ESR 4 Blog August 2021: Jenny Fradranski

Month of pleasures

It’s already end of August and I am longing for a magic spell to slow down time. August is the perfect month for practicing doing nothing or to read about it in Jenny Odell’s „How to Do Nothing: Resisting the Attention the Economy“ and to build a relationship with the birds outside of our windows instead of our multiple screens. But that requires time, since next to doing nothing there is so much else to do in our accelerating modern lives. For the past week I have been on vacation in nature reading „Losing Eden – Why Our Minds Need the Wild“ by Lucy Jones realizing how much I, but actually all of us, need the closeness to trees, the sea, the wild meadows, and the mountains to be psychologically and physically sane. Being in nature is a great way of practicing nothing. Jones writes that there are two ways of attention, one is the focused attention when we are trying to read and do something specific and the other one is the more gentle attention that is caught by the sound of the sea, a singing bird or the colors of the mountains. The balance of these two modes of attentions are crucial to restoring our energy – an insight that will help me to take my eyes off my screen more often.

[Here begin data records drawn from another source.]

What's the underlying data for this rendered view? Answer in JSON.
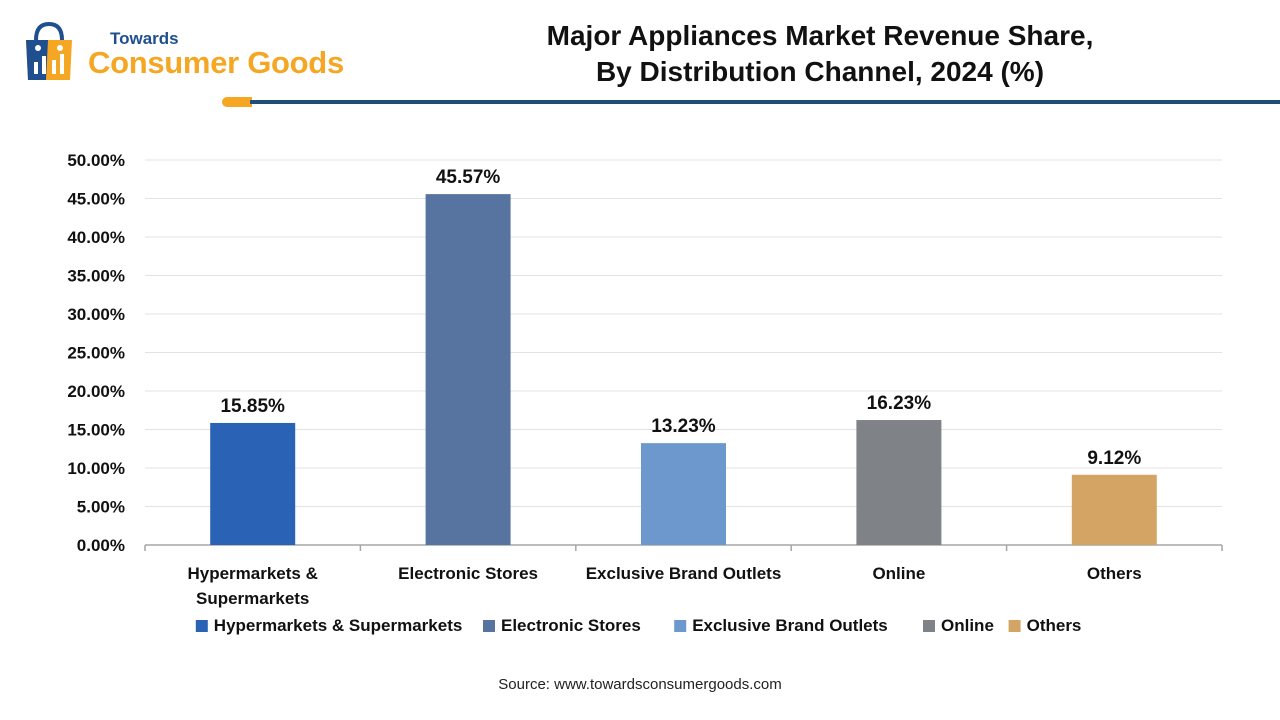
{
  "brand": {
    "top": "Towards",
    "main": "Consumer Goods",
    "icon": "shopping-bag-icon",
    "colors": {
      "navy": "#1f4f8f",
      "orange": "#f5a623"
    }
  },
  "header": {
    "title_line1": "Major Appliances Market Revenue Share,",
    "title_line2": "By Distribution Channel, 2024 (%)"
  },
  "chart_data": {
    "type": "bar",
    "title": "Major Appliances Market Revenue Share, By Distribution Channel, 2024 (%)",
    "xlabel": "",
    "ylabel": "",
    "ylim": [
      0,
      50
    ],
    "yticks": [
      "0.00%",
      "5.00%",
      "10.00%",
      "15.00%",
      "20.00%",
      "25.00%",
      "30.00%",
      "35.00%",
      "40.00%",
      "45.00%",
      "50.00%"
    ],
    "grid": true,
    "legend_position": "bottom",
    "categories": [
      "Hypermarkets & Supermarkets",
      "Electronic Stores",
      "Exclusive Brand Outlets",
      "Online",
      "Others"
    ],
    "values": [
      15.85,
      45.57,
      13.23,
      16.23,
      9.12
    ],
    "data_labels": [
      "15.85%",
      "45.57%",
      "13.23%",
      "16.23%",
      "9.12%"
    ],
    "colors": [
      "#2a62b6",
      "#56749f",
      "#6d98ce",
      "#7f8388",
      "#d4a465"
    ]
  },
  "source": "Source: www.towardsconsumergoods.com"
}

Research-wise this also has been going on:

For my first field work beginning of August I took part in a workshop by Radikale Töchter, a spin off from Zentrum für politische Schönheit. Radikale Töchter is a non-profit run by artists that specializes in giving workshops about art interventions around political issues mostly in the Eastern states of Germany where political apathy is widespread next to a dominance of right-extremist networks. The 2-day workshop took place in Wurzen close to Leipzig and was hosted by the Netzwerk für demokratische Kultur e.V.. We were a group of around 10 people of different ages. The first day was filled with getting to know each other, learning about different art interventions and how they had an impact in the public, but also with identifying the political issues that are disturbing us. The next day we split into two groups, one developed an art intervention on the topic of the sexualization of the female body (a machine that transforms the shape, color, gender and size of barbies producing unique barbies and thereby destroying the stereotypical one) and the other group, developed an art intervention on the topic of making people with migration background visible in Wurzen (a speaking stone that would lead passing people to the stories of migrants that are shown on big displays).

For the development of our ideas we used a tool box developed by Radikale Töchter that included 9 steps or methods which I think is an excellent, easy accessible, but still challenging, way to come up with political art interventions. It showed me, and I think the other participants too, that it is not only fun to come up with crazy ideas but that it is also possible to make them happen.

The atmosphere in Wurzen was on the one hand very peaceful and quiet, since it is a small town with not much going on. The stories of the workshop participants and the employees at the Netzwerk für demokratische Kultur e.V. added another layer though, one of fear and exclusion. They told us that they have witnessed a hostile atmosphere for people with migration background due to the strong presence of right-wing and extremist groups. Also young people who are not taking on heteronormative identities and who have a leftist political orientation are well aware of when and where not to walk alone through the town and are leaving Wurzen – eventually moving to Leipzig which is a much more open-minded place.

The workshop was a politicizing experience, by coming together as a group and entering into dialogue about the local and more global political issues that we struggle with and it was an empowering experience by learning an approach to channel our energies and engage politically in the public sphere.